Description Travis Nielsen 2022-02-15 22:39:06 UTC
+++ This bug was initially created as a clone of Bug #2054724 +++

Description of problem (please be detailed as possible and provide log
snippests):

Following BZ2047318, it was found that the OSD.1 prepare job failed but reported as "Completed/Success". The log showed a python traceback:

View attached logs "Logs for rook-ceph-osd-prepare-default-1-data-0f8266--1-zbjtx ".


Additional info:

Please view extensive details in the original BZ and post-mortem notes.

- BZ2047318: https://bugzilla.redhat.com/show_bug.cgi?id=2047318
- Post-mortem OCS and MTSRE: https://docs.google.com/document/d/11VZL3OjL-gZzHtvdW3BzaBi9g26em6YN6LAfabb3lYA/

Comment 1 Travis Nielsen 2022-02-15 22:40:38 UTC
There are several places the OSD prepare job was only logging an error when listing OSDs instead of returning an error to fail the job, retry, and make it more obvious that there is a failure that needs investigation.

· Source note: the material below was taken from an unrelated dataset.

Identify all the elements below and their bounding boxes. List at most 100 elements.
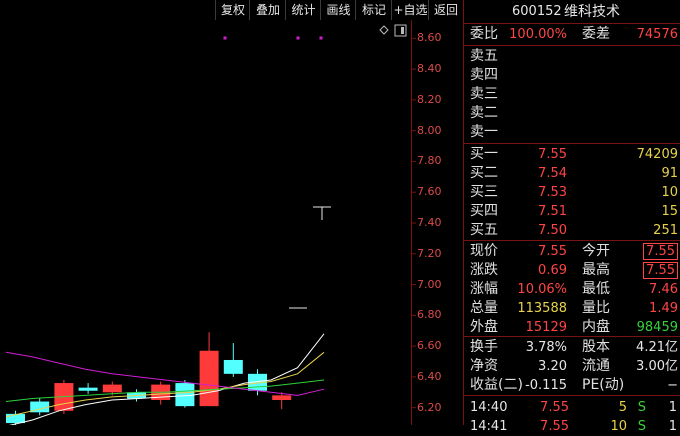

Comment 2 Mudit Agarwal 2022-02-24 03:43:53 UTC
Travis, please open a backport PR for 4.10

Comment 5 Oded 2022-03-06 21:28:49 UTC
Hi Travis,

How to verify this bz?

Just check the rook-ceph-osd-prepare-ocs-deviceset-X-data logs?
like here:
http://pastebin.test.redhat.com/1034732

Do we need to test it on specific platform?

Thanks,
Oded

Comment 6 Travis Nielsen 2022-03-07 15:15:56 UTC
It is not clear how to repro the issue that caused the failure during OSD creation. The best I can think of is that a normal regression test for cluster and OSD creation will cover that OSDs can successfully be created, but not sure of a specific way to verify this change other than code inspection.